Hydrothermal fluid chemistry and flow paths associated with the Archean Matagami VMS system, Abitibi subprovince, Canada

Cathodoluminescence reveals that volcanogenic massive sulfide (VMS)-related quartz from the ∼2.7 Ga Abitibi greenstone belt, Canada, is of preserved hydrothermal origin. Fluid inclusions hosted within the quartz preserve samples of Archean VMS-related hydrothermal fluid.
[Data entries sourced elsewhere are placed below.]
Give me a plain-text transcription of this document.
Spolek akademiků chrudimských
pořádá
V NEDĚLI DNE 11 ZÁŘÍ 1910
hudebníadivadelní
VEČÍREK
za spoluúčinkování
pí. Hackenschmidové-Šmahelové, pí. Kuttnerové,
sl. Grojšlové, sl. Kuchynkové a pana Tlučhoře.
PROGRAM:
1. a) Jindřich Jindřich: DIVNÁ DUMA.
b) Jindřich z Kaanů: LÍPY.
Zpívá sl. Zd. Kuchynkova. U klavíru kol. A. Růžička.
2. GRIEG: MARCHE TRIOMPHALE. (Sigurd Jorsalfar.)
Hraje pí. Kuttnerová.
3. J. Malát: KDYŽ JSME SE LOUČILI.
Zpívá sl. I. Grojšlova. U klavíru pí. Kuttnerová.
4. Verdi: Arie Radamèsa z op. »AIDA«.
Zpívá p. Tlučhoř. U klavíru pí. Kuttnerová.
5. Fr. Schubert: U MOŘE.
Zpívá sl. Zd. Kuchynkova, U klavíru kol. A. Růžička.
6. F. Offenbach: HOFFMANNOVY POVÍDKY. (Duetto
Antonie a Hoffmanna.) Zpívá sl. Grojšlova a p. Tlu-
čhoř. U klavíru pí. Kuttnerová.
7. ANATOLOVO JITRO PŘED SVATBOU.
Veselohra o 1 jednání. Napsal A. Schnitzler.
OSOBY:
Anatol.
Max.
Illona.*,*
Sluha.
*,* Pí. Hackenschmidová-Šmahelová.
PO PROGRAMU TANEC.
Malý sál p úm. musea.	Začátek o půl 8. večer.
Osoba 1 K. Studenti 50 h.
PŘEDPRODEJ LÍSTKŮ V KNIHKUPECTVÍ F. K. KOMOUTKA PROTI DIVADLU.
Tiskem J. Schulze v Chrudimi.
Microthermometry on ore-hosted primary liquid-vapor inclusions from the Matagami deposits indicates that the VMS hydrothermal fluid was highly saline (16.2 +/- 4.7 eq.wt.% NaCl-CaCl 2 [1sigma; n = 230]) and of moderate temperature (Tt = 208 +/- 32°C [1sigma; n = 230]).; Quartz-epidote veins located in the hydrothermal cracking horizon (HCH) of the Bell River Complex (BRC) at Matagami host primary liquid-vapor-halite inclusions. These inclusions are samples of the deep-seated equivalent to the VMS ore-hosted hydrothermal fluid and were trapped as high-temperature brines (Tt = 373 +/- 44°C [1sigma; n = 92]; 38.2 +/- 1.9 eq.wt.% NaCl [1sigma; n = 92]) interpreted as phase separated products of (modified) seawater, an exsolved magmatic fluid, or a combination thereof deep within the hydrothermal system at ∼650°C and a near-lithostatic pressure of 90 MPa.; The HCH represents a discrete 350 m thick zone of high original permeability (10-10 to 10-8m2; maximum model values) located within a strongly layered gabbro-anorthosite horizon of the Layered Zone, upper BRC. The base of this interval is 1,000 m below the top of the BRC. Mass balance modeling suggests that the HCH could have been a primary source from which hydrothermal fluids leached metals.; X-ray diffraction (XRD) has identified large VMS-related hydrothermal alteration signatures, which extend well beyond (∼1,000+ m) the limits of the Matagami deposits. These signatures include hanging wall alteration assemblages probably produced during the waning stages of VMS hydrothermal activity, which are characterized by relatively low temperature fluids (Th = 76° to 177°C [n = 212]) of variable salinity (6.0 eq.wt.% to 32.4 eq.wt.% NaCl-CaCl2 [n = 212]) and high apparent CaCl2 content (XNaCl < 0.06). Bulk whole-rock and chlorite microprobe analyses have identified trends associated with footwall alteration. Progressive alteration is characterized by a decrease (up to 35%) in silicification (SiO 2), as well as by increases in MgO and Fe2O3 (up to 6500%) as chlorite +/- talc is formed.